Is it that Openrouter gives you access to like… every model and provider?
So while it is not complicated and certainly something that can be solved, it is not plug and play.
That being said, we switch to open weight models earlier this month and the results has been more than positive so far. The cost savings are also hard to dismiss.
1. Evals that can quickly tell you how much downside there is to switching 2. Something like OpenRouter that can help you run those evals quickly
Now #2 is starting to become popular, and I think we'll soon see more people adopting a model-agnostic approach. Of course, there will still be high-intelligence use cases where nothing comes close to Claude or GPT.
Whether you're using SDK or harness based agents, having evals means you're able to modify any part of your agent and still know what satisfies your "good enough".
It's great for designing products that are easy to change as well.
Whatever reason people have to run those (cheaper? backwards compatibility once you get something running) surely applies to the open models too, maybe even more so.
Right now, due to profound shortfalls in both data and hardware compared to the US labs, the OSS models are IMO basically technology demonstrators that in practise are even more jagged than the US labs' efforts. The high points of the jaggedness are close - but number of happy paths is many times fewer, and their behaviour inside the harness is far less refined. Barring some incredible breakthrough I don't think that is changing without a much higher level of resources - which seems impossible given the current hardware environment.
I have no reason to think that Anthropic or OpenAI are in possession of some secret sauce that the Chinese labs can't duplicate given the right resources, but the fact remains that absent those resources they'll remain behind. Barring some incredible bombshell reveal from Huawei I don't think this asymmetry resolves in a year. In three years it may well be a different story.
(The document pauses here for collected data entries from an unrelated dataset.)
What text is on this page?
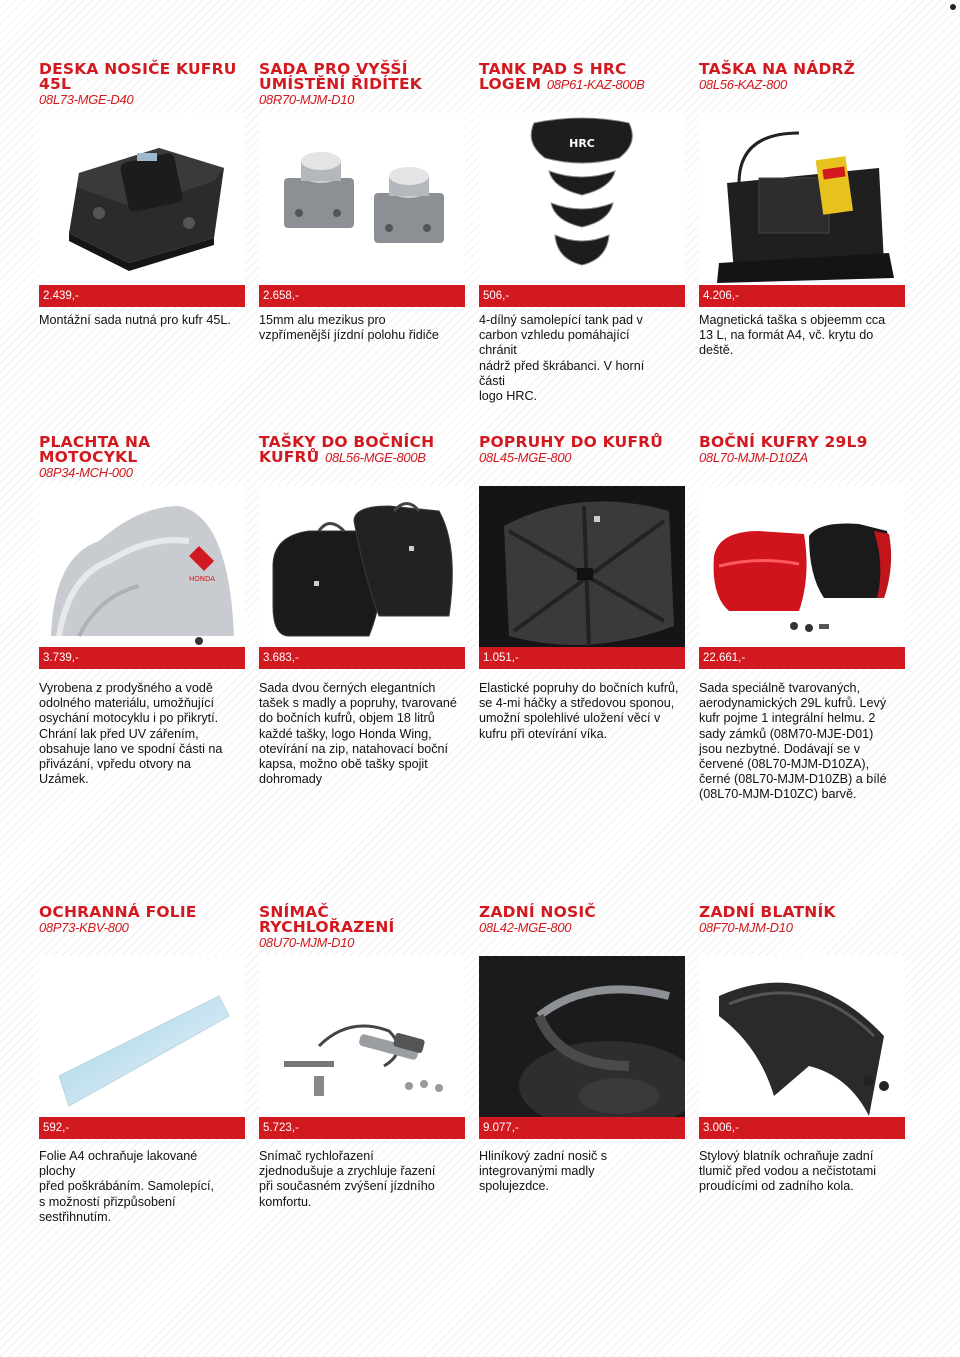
DESKA NOSIČE KUFRU
45L
08L73-MGE-D40
2.439,-
Montážní sada nutná pro kufr 45L.
SADA PRO VYŠŠÍ
UMÍSTĚNÍ ŘIDÍTEK
08R70-MJM-D10
2.658,-
15mm alu mezikus pro
vzpřímenější jízdní polohu řidiče
TANK PAD S HRC
LOGEM 08P61-KAZ-800B
HRC
506,-
4-dílný samolepící tank pad v
carbon vzhledu pomáhající
chránit
nádrž před škrábanci. V horní
části
logo HRC.
TAŠKA NA NÁDRŽ
08L56-KAZ-800
4.206,-
Magnetická taška s objeemm cca
13 L, na formát A4, vč. krytu do
deště.
PLACHTA NA MOTOCYKL
08P34-MCH-000
HONDA
3.739,-
Vyrobena z prodyšného a vodě
odolného materiálu, umožňující
osychání motocyklu i po přikrytí.
Chrání lak před UV zářením,
obsahuje lano ve spodní části na
přivázání, vpředu otvory na
Uzámek.
TAŠKY DO BOČNÍCH
KUFRŮ 08L56-MGE-800B
3.683,-
Sada dvou černých elegantních
tašek s madly a popruhy, tvarované
do bočních kufrů, objem 18 litrů
každé tašky, logo Honda Wing,
otevírání na zip, natahovací boční
kapsa, možno obě tašky spojit
dohromady
POPRUHY DO KUFRŮ
08L45-MGE-800
1.051,-
Elastické popruhy do bočních kufrů,
se 4-mi háčky a středovou sponou,
umožní spolehlivé uložení věcí v
kufru při otevírání víka.
BOČNÍ KUFRY 29L9
08L70-MJM-D10ZA
22.661,-
Sada speciálně tvarovaných,
aerodynamických 29L kufrů. Levý
kufr pojme 1 integrální helmu. 2
sady zámků (08M70-MJE-D01)
jsou nezbytné. Dodávají se v
červené (08L70-MJM-D10ZA),
černé (08L70-MJM-D10ZB) a bílé
(08L70-MJM-D10ZC) barvě.
OCHRANNÁ FOLIE
08P73-KBV-800
592,-
Folie A4 ochraňuje lakované
plochy
před poškrábáním. Samolepící,
s možností přizpůsobení
sestřihnutím.
SNÍMAČ RYCHLOŘAZENÍ
08U70-MJM-D10
5.723,-
Snímač rychlořazení
zjednodušuje a zrychluje řazení
při současném zvýšení jízdního
komfortu.
ZADNÍ NOSIČ
08L42-MGE-800
9.077,-
Hliníkový zadní nosič s
integrovanými madly
spolujezdce.
ZADNÍ BLATNÍK
08F70-MJM-D10
3.006,-
Stylový blatník ochraňuje zadní
tlumič před vodou a nečistotami
proudícími od zadního kola.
But the question was about whether the Chinese labs will have fable-equivalence in 1 year. I am by no means some kind of insider, but knowing the vaguest outlines of what went into Mythos, they just can't do it. The compute is not there. The Chinese engineers are incredible, but they're not literal magicians.
Of course there could be something incredible to come out of left field and overturn the apple cart yet again, but that's speculation. It would be awesome, sure! But I wouldn't bet too heavily on it.
And FWIW - again, no disrespect at all to the Chinese engineers but I don't rate GLM5.2 as being even close to opus 4.6. It can hit a few benchmarks, sure, that's the top edge of the "jag". But filling in the rest of the capabilities - again, it takes compute and data the OSS labs just don't have, that anyone knows about at least.